Ok, well you stop while I continue to enjoy the show.


----------



## Stewart Vernon

This begs two obvious questions:

1. Why would anyone stop watching a show they like just to help reduce the ratings?
2. IF #1 doesn't apply because you don't like the show, then why would any of this matter?

In all walks of life people do work... people get paid... people ask for more money sometimes. IF you've been working and want more money, ask for it. I honestly don't even know why any of this ever is a problem for anyone. IF a company produces a show and makes money on it... and the actors, writers, etc. after a while want more money... why can't they ask for it? Why can't they get it if the money is there to be paid?
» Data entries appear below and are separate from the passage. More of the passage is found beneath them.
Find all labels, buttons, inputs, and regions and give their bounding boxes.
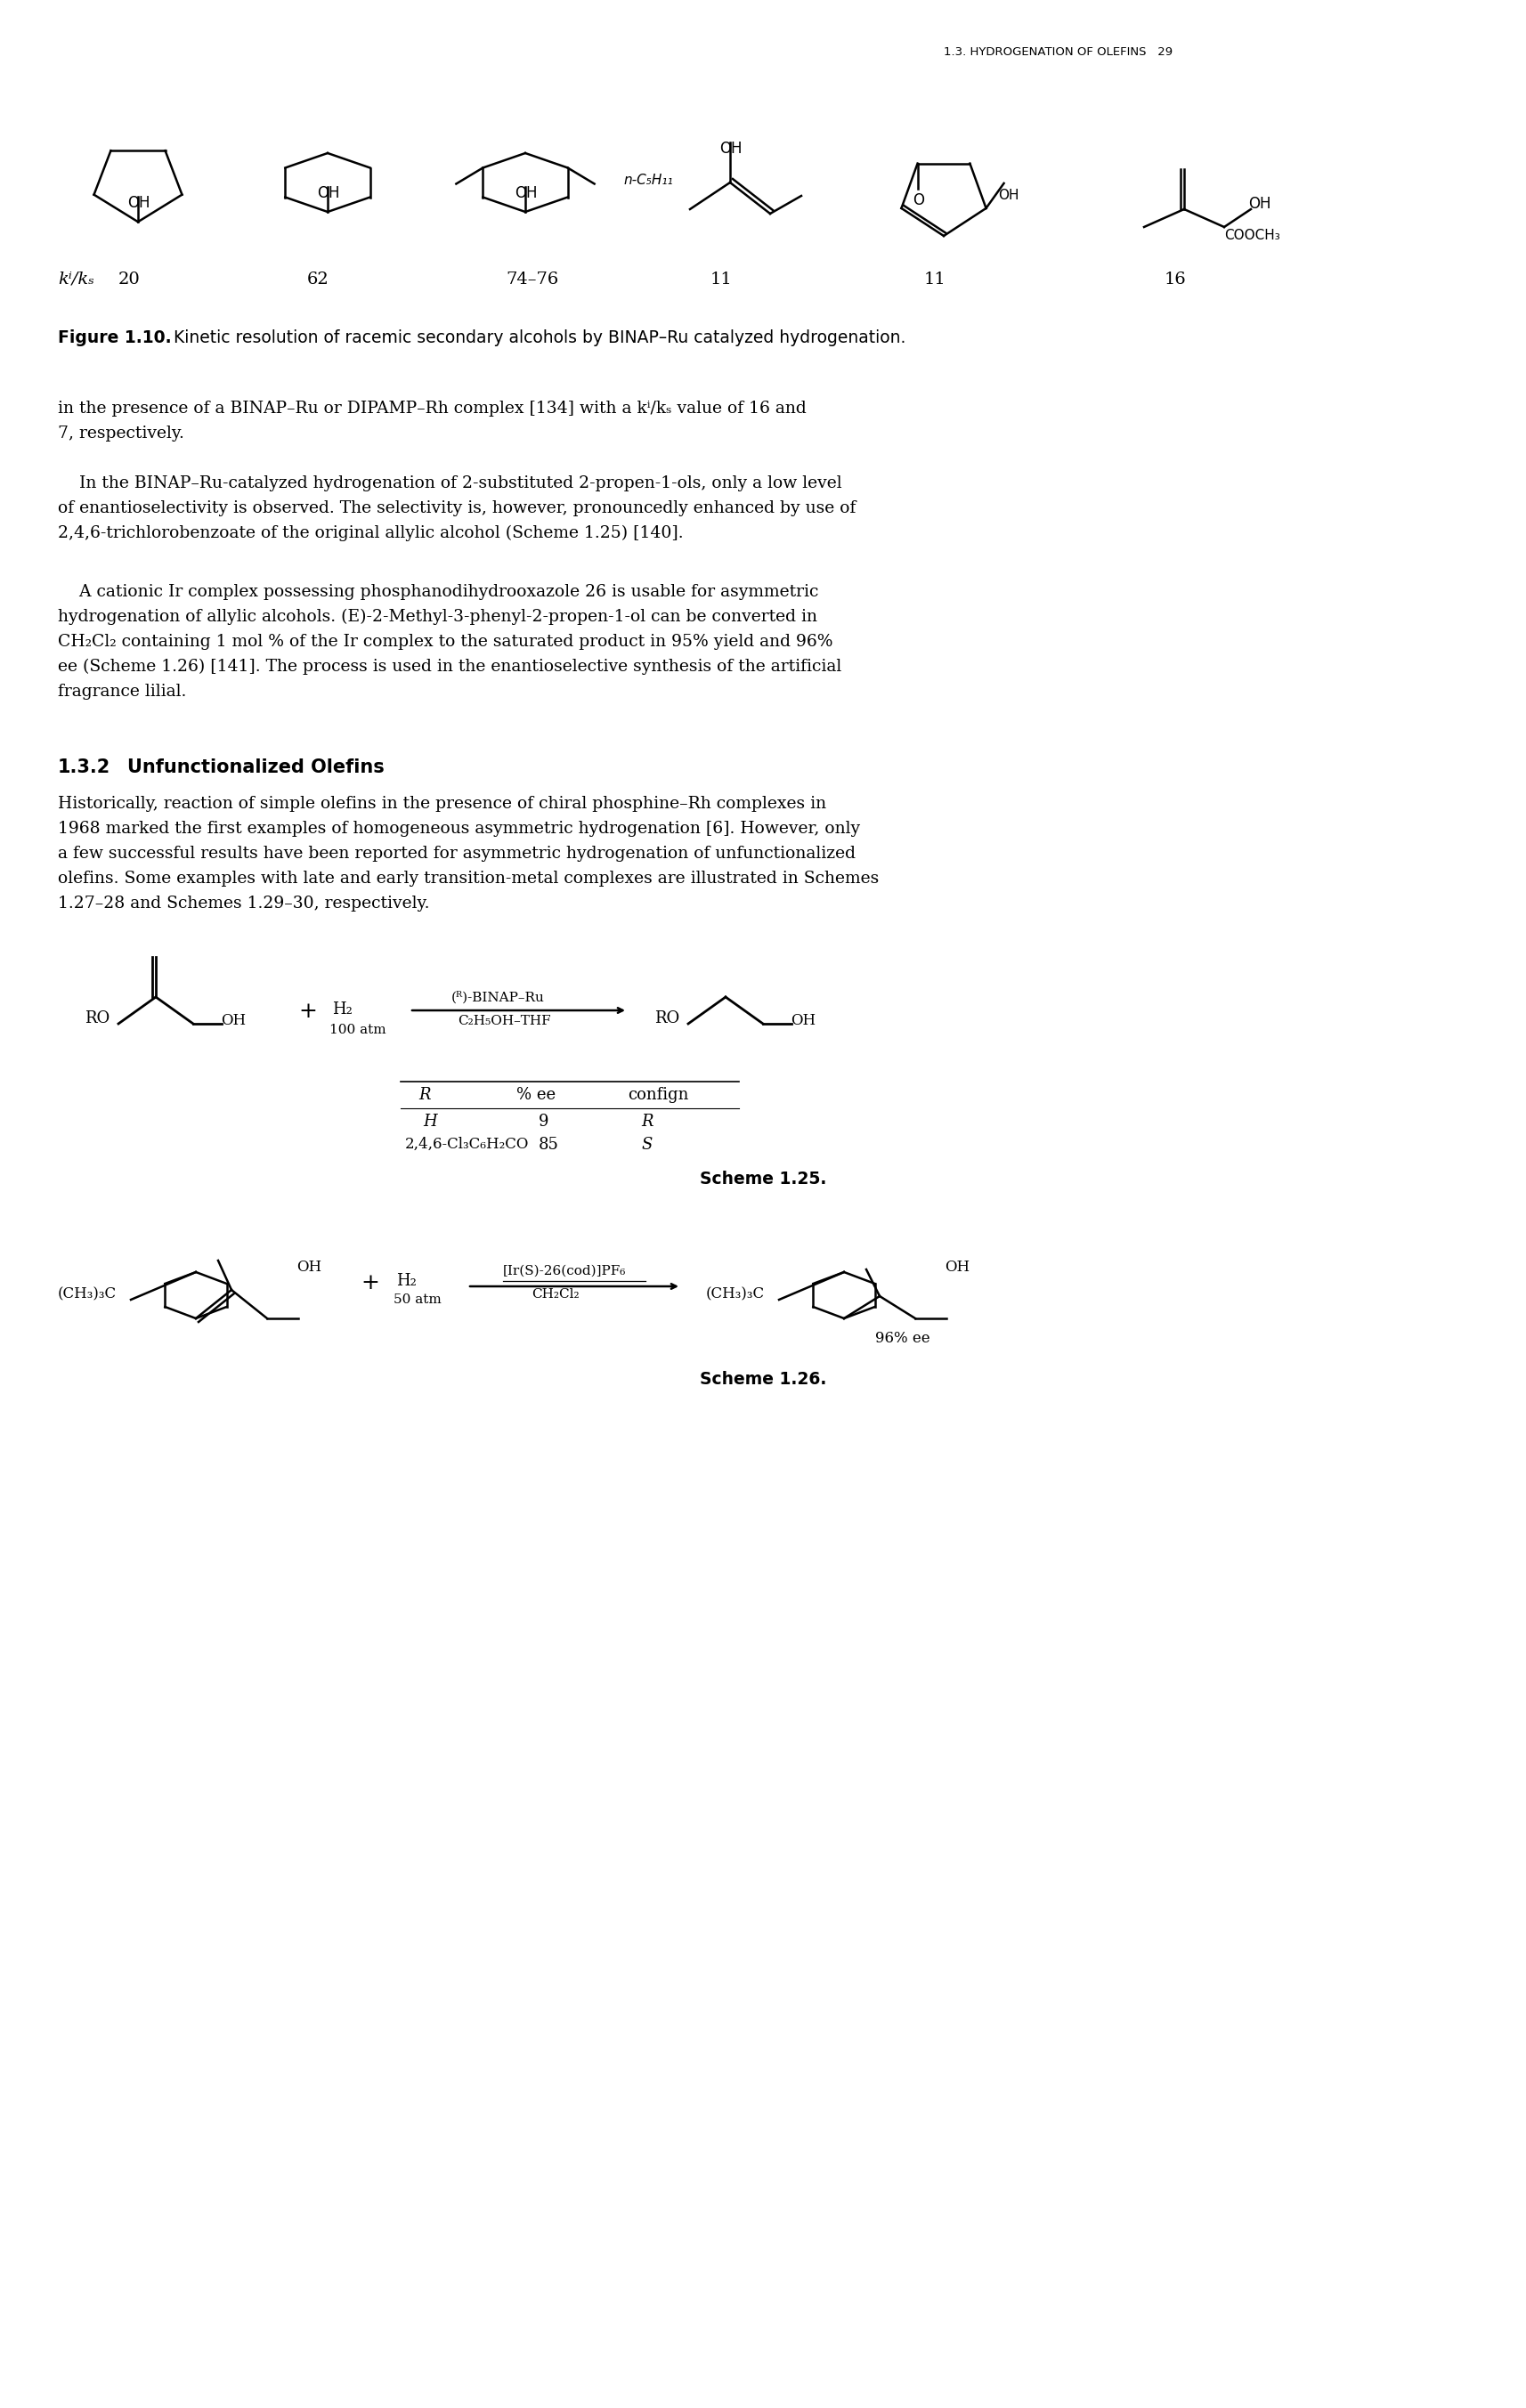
Text: COOCH₃: COOCH₃ <box>1224 229 1279 243</box>
Text: +: + <box>360 1274 378 1293</box>
Text: +: + <box>298 1002 317 1021</box>
Text: hydrogenation of allylic alcohols. (E)-2-Methyl-3-phenyl-2-propen-1-ol can be co: hydrogenation of allylic alcohols. (E)-2… <box>58 609 816 626</box>
Text: n-C₅H₁₁: n-C₅H₁₁ <box>623 173 673 188</box>
Text: 9: 9 <box>539 1112 548 1129</box>
Text: Unfunctionalized Olefins: Unfunctionalized Olefins <box>127 759 385 775</box>
Text: olefins. Some examples with late and early transition-metal complexes are illust: olefins. Some examples with late and ear… <box>58 872 879 886</box>
Text: Scheme 1.26.: Scheme 1.26. <box>699 1370 826 1387</box>
Text: Scheme 1.25.: Scheme 1.25. <box>699 1170 826 1187</box>
Text: 1968 marked the first examples of homogeneous asymmetric hydrogenation [6]. Howe: 1968 marked the first examples of homoge… <box>58 821 859 838</box>
Text: 11: 11 <box>923 272 946 287</box>
Text: fragrance lilial.: fragrance lilial. <box>58 684 186 701</box>
Text: OH: OH <box>1247 195 1270 212</box>
Text: O: O <box>913 193 925 207</box>
Text: CH₂Cl₂ containing 1 mol % of the Ir complex to the saturated product in 95% yiel: CH₂Cl₂ containing 1 mol % of the Ir comp… <box>58 633 832 650</box>
Text: a few successful results have been reported for asymmetric hydrogenation of unfu: a few successful results have been repor… <box>58 845 855 862</box>
Text: [Ir(S)-26(cod)]PF₆: [Ir(S)-26(cod)]PF₆ <box>502 1264 626 1276</box>
Text: OH: OH <box>317 185 339 202</box>
Text: Historically, reaction of simple olefins in the presence of chiral phosphine–Rh : Historically, reaction of simple olefins… <box>58 795 826 811</box>
Text: 62: 62 <box>307 272 330 287</box>
Text: Figure 1.10.: Figure 1.10. <box>58 330 171 347</box>
Text: (CH₃)₃C: (CH₃)₃C <box>705 1286 765 1300</box>
Text: RO: RO <box>655 1011 679 1026</box>
Text: OH: OH <box>945 1259 969 1274</box>
Text: OH: OH <box>514 185 537 202</box>
Text: R: R <box>641 1112 653 1129</box>
Text: H₂: H₂ <box>331 1002 353 1019</box>
Text: 20: 20 <box>119 272 140 287</box>
Text: 16: 16 <box>1164 272 1186 287</box>
Text: ee (Scheme 1.26) [141]. The process is used in the enantioselective synthesis of: ee (Scheme 1.26) [141]. The process is u… <box>58 660 841 674</box>
Text: 7, respectively.: 7, respectively. <box>58 426 185 441</box>
Text: OH: OH <box>221 1014 246 1028</box>
Text: H: H <box>423 1112 436 1129</box>
Text: (ᴿ)-BINAP–Ru: (ᴿ)-BINAP–Ru <box>452 990 545 1004</box>
Text: % ee: % ee <box>516 1086 555 1103</box>
Text: OH: OH <box>790 1014 815 1028</box>
Text: RO: RO <box>84 1011 110 1026</box>
Text: In the BINAP–Ru-catalyzed hydrogenation of 2-substituted 2-propen-1-ols, only a : In the BINAP–Ru-catalyzed hydrogenation … <box>58 474 841 491</box>
Text: S: S <box>641 1137 652 1153</box>
Text: C₂H₅OH–THF: C₂H₅OH–THF <box>458 1014 551 1028</box>
Text: of enantioselectivity is observed. The selectivity is, however, pronouncedly enh: of enantioselectivity is observed. The s… <box>58 501 856 515</box>
Text: 1.3.2: 1.3.2 <box>58 759 110 775</box>
Text: OH: OH <box>127 195 150 212</box>
Text: 74–76: 74–76 <box>505 272 559 287</box>
Text: 1.3. HYDROGENATION OF OLEFINS   29: 1.3. HYDROGENATION OF OLEFINS 29 <box>943 46 1172 58</box>
Text: kⁱ/kₛ: kⁱ/kₛ <box>58 272 95 287</box>
Text: 2,4,6-Cl₃C₆H₂CO: 2,4,6-Cl₃C₆H₂CO <box>404 1137 530 1151</box>
Text: (CH₃)₃C: (CH₃)₃C <box>58 1286 116 1300</box>
Text: OH: OH <box>998 188 1019 202</box>
Text: CH₂Cl₂: CH₂Cl₂ <box>531 1288 578 1300</box>
Text: OH: OH <box>296 1259 322 1274</box>
Text: OH: OH <box>719 140 742 157</box>
Text: 96% ee: 96% ee <box>874 1332 929 1346</box>
Text: 85: 85 <box>539 1137 559 1153</box>
Text: H₂: H₂ <box>395 1274 417 1288</box>
Text: confign: confign <box>627 1086 688 1103</box>
Text: 50 atm: 50 atm <box>394 1293 441 1305</box>
Text: R: R <box>418 1086 430 1103</box>
Text: 1.27–28 and Schemes 1.29–30, respectively.: 1.27–28 and Schemes 1.29–30, respectivel… <box>58 896 429 913</box>
Text: Kinetic resolution of racemic secondary alcohols by BINAP–Ru catalyzed hydrogena: Kinetic resolution of racemic secondary … <box>157 330 905 347</box>
Text: in the presence of a BINAP–Ru or DIPAMP–Rh complex [134] with a kⁱ/kₛ value of 1: in the presence of a BINAP–Ru or DIPAMP–… <box>58 400 806 417</box>
Text: 11: 11 <box>710 272 732 287</box>
Text: A cationic Ir complex possessing phosphanodihydrooxazole 26 is usable for asymme: A cationic Ir complex possessing phospha… <box>58 585 818 600</box>
Text: 100 atm: 100 atm <box>330 1023 386 1035</box>
Text: 2,4,6-trichlorobenzoate of the original allylic alcohol (Scheme 1.25) [140].: 2,4,6-trichlorobenzoate of the original … <box>58 525 684 542</box>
All I really care about is if I like the show... if I do, then I watch... if I don't, then I don't watch. I'm not affected by how much anyone on the show is paid.


----------



## dpeters11

It's kind of like those that say to boycott gas. Not quite the same as generally you're just delaying the purchase unless you go all in and go total electric, but if it's a very popular show, it will take a lot for it to make even a small dent in the ratings.


----------



## trh

SayWhat? said:


> I could easily do without the pompous blowhard Cooper.


You mean the three-time Emmy winning Outstanding Lead Actor In A Comedy Series Jim Parsons?


----------



## djlong

He's SUPPOSED to be pompous and a blowhard 

One of the reasons I love this show is I've known all those character types at one point or another in my life..


----------